Planning is similarly a mixed bag. Companies generally have protocols in place for documenting and reacting to anomalies when they occur. Regulators and accreditors require businesses to have these security plans in place. The best among us, though, go the extra mile with war game-like exercises or sponsored hackathons to test their defenses.
Few companies, however, have a plan in place to recover from a breach. Understandably, companies are focused on technologies that protect their data. But organisations need to know that it is just a matter of time before they’re attacked, and they will be attacked. They must therefore assume some of those attacks will succeed. If they understand this, then organisations will start investing in the necessary disaster recovery side as well. Just a reboot of a system and no other security changes will leave that business susceptible to copy-cat cyber-attacks in the future.
Managing trust
It is important to have a more rigorous approach for managing trust relationships – the third pillar of adequate cybersecurity preparations. The trust relationship is how any organisation grants access to its network and determines what is in-bounds and what is out-of-bounds. The best strategy to prevent micro-breaches is the same as that for stopping macro-breaches — look very closely at your trust relationships and restructure them for today’s world.
At the very least, a company needs to have a way for segmenting its ecosystem – “micro-segmenting,” one might call it. Privileged access management systems should be used to limit people’s access only to what they need and to oversee what they are actually doing with those privileges. An organisation must exert rigorous management over all of its privileged accounts, especially the so called “service accounts” that software processes and agents use to access data.
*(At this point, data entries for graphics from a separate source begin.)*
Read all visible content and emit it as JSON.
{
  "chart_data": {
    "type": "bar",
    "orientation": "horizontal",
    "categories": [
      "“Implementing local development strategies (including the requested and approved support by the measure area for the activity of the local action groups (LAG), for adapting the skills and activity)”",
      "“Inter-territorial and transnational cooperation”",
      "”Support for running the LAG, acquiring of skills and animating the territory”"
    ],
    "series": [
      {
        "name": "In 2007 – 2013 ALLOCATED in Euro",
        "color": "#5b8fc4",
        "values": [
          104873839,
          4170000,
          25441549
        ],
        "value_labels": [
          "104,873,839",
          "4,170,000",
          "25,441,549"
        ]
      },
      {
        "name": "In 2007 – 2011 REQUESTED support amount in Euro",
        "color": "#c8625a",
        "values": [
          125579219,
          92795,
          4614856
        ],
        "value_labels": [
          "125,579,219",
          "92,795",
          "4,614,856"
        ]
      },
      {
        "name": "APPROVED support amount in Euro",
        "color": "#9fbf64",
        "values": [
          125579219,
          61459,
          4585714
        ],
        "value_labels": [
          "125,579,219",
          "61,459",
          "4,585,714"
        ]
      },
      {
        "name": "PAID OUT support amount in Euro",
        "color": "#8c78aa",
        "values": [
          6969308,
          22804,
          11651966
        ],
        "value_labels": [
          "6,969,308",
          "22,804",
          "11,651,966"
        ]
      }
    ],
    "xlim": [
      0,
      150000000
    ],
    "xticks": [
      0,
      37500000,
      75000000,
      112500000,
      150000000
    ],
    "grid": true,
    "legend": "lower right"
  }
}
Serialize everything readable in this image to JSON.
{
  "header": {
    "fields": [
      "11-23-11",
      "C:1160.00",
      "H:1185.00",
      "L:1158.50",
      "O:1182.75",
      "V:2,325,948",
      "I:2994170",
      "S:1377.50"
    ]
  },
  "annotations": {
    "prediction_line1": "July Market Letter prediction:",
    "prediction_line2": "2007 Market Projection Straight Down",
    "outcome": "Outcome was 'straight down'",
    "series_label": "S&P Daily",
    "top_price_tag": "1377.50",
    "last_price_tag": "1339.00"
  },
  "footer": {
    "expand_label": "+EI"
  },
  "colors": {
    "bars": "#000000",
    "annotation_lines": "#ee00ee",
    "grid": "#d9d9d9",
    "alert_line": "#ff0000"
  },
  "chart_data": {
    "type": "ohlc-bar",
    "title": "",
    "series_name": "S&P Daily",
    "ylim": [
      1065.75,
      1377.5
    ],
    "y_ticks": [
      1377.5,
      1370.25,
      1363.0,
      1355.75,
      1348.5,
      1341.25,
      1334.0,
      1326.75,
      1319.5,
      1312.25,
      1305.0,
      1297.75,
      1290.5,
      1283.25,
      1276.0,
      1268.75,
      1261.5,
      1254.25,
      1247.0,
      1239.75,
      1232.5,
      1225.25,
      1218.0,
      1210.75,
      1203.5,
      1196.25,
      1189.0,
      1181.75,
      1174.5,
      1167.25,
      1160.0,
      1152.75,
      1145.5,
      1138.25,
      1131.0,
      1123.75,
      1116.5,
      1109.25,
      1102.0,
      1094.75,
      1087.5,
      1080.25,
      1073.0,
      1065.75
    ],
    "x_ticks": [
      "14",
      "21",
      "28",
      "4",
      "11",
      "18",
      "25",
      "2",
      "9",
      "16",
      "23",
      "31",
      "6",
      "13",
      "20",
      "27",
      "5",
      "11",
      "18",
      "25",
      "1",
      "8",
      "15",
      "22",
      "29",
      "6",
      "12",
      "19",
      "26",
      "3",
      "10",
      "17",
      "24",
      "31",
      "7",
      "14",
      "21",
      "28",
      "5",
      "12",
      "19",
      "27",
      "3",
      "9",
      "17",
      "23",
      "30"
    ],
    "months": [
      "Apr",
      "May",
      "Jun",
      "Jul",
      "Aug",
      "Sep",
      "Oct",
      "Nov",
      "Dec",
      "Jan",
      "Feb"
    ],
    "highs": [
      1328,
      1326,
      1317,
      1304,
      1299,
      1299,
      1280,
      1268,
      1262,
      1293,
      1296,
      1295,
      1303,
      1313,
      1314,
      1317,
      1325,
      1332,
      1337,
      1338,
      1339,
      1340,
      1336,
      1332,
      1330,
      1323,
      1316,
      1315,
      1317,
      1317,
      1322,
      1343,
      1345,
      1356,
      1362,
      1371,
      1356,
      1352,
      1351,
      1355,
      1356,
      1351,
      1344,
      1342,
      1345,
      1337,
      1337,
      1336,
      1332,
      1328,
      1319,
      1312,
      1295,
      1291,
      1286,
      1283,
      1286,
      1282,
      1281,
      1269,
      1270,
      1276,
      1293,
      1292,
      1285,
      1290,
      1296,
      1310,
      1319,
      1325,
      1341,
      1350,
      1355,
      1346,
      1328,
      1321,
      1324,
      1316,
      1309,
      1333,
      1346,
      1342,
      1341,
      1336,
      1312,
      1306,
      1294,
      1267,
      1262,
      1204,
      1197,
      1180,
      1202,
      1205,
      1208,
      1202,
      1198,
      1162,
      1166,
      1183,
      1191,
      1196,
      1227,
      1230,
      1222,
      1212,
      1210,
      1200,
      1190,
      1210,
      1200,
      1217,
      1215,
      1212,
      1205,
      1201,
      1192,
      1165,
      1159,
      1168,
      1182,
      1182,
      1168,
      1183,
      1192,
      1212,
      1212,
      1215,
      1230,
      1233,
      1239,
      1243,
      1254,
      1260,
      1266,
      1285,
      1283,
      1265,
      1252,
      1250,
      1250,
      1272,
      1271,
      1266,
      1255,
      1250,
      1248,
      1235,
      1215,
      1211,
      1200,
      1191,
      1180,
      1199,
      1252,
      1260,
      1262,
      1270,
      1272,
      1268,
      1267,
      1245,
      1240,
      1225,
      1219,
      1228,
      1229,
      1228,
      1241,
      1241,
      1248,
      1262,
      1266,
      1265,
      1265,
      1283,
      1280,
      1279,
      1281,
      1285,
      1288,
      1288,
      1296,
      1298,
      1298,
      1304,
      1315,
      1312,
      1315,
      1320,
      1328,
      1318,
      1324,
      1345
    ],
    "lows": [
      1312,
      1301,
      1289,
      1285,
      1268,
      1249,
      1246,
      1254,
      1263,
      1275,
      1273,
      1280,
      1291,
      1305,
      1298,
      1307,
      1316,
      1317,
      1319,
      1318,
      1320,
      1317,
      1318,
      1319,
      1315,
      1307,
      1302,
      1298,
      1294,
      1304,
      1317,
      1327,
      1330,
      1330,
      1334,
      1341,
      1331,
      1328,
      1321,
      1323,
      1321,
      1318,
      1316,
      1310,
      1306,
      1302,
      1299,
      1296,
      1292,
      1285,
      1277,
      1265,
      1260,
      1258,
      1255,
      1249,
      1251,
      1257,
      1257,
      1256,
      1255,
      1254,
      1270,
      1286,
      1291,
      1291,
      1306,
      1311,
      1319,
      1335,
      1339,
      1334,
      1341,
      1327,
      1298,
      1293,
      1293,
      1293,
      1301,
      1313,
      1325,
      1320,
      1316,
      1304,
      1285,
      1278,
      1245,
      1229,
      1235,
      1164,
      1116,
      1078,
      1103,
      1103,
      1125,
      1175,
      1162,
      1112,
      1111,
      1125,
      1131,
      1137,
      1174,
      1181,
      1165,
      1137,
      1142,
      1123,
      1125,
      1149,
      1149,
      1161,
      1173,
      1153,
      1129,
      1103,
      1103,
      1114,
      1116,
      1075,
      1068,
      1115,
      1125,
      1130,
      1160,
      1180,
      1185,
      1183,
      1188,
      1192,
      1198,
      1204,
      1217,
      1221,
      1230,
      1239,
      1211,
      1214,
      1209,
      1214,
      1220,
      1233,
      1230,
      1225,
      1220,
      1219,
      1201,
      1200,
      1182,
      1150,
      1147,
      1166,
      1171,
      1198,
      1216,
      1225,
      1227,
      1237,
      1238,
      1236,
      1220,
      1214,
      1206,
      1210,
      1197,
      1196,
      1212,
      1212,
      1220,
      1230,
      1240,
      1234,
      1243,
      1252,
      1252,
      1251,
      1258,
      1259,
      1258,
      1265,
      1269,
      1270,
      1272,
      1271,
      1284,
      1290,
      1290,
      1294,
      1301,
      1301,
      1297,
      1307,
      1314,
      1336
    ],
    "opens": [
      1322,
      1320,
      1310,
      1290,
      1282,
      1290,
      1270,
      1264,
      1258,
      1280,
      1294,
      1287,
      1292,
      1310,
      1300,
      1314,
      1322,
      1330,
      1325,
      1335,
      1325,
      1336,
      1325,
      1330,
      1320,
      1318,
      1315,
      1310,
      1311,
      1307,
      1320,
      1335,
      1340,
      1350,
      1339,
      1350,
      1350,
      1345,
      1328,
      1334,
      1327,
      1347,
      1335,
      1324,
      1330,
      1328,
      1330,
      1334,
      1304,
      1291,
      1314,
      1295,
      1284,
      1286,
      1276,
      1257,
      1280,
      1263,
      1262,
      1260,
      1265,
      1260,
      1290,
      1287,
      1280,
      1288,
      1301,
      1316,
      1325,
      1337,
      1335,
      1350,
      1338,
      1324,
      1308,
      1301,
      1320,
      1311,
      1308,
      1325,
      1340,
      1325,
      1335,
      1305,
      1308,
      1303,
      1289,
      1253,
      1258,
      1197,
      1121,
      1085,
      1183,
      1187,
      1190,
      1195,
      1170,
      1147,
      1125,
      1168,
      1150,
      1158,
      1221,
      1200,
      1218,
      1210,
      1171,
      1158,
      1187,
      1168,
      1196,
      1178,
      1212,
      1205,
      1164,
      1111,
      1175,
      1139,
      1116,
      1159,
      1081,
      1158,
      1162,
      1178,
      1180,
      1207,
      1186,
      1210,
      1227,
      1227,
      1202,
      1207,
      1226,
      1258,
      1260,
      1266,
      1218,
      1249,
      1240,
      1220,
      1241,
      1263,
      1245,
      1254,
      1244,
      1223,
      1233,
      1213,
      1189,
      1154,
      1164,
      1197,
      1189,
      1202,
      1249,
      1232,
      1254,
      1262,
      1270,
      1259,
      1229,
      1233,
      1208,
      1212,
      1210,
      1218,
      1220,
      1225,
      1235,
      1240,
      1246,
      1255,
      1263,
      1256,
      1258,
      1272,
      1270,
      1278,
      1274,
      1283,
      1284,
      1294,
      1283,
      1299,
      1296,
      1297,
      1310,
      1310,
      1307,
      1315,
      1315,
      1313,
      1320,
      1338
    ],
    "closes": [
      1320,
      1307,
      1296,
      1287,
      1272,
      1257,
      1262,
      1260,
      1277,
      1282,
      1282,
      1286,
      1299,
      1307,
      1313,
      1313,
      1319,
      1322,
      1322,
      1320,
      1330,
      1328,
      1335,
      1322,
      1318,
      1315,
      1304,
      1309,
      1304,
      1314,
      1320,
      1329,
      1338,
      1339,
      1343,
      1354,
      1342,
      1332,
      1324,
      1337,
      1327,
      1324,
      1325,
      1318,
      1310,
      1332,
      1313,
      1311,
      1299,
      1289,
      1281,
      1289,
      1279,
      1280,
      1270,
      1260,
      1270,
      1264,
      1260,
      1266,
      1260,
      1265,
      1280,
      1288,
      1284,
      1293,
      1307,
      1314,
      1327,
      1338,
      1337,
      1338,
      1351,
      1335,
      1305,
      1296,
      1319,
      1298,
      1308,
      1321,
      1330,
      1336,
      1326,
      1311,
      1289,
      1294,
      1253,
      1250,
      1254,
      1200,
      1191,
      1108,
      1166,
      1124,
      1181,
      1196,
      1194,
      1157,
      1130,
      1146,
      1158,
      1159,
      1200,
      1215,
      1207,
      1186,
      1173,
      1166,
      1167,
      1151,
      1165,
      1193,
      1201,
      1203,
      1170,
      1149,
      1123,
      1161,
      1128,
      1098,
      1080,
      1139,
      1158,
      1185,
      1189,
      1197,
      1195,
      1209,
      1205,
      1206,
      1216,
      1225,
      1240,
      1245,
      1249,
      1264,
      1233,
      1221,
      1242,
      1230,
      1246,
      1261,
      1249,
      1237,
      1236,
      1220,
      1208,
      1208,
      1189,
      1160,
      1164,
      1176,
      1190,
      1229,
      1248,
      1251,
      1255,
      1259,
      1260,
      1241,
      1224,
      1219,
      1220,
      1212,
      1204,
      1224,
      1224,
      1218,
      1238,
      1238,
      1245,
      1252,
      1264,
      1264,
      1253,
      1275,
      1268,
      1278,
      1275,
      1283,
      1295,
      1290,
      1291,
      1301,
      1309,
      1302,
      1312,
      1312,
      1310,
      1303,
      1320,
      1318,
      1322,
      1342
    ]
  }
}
Other techniques companies should consider to better control that trust relationship include:
- Better device authentication methods,
- A policy to reject any request that violates policies, even if they come from a trusted channel,
- Multi-factor authentication.
Zero trust models
Some organisations are even moving to a zero-trust model – a model that no longer assumes actors or systems operating from within a trusted ecosystem are automatically trusted. Rather, the model relies on verifications from even the trusted actors to be granted access. I don’t know if we’ll ever get to zero-trust, but businesses need to trust a lot less than we have been doing so far.
At the same time, as enterprises move to cloud services, share data, and take advantage of all that the internet of things offers, it is up to the people inside every enterprise to have the hard conversations to determine what level of trust is most appropriate for their organisation.
Businesses by now recognize the cost of inadequate security. The answer is to take these pillars seriously and apply the rigor required to ensure the next micro-breach doesn’t end up a major one. And, above all, create a culture where security is paramount and front of mind at all times.
- Dr. Sundeep Oberoi, Global Head of Cybersecurity Services, Tata Consultancy Services.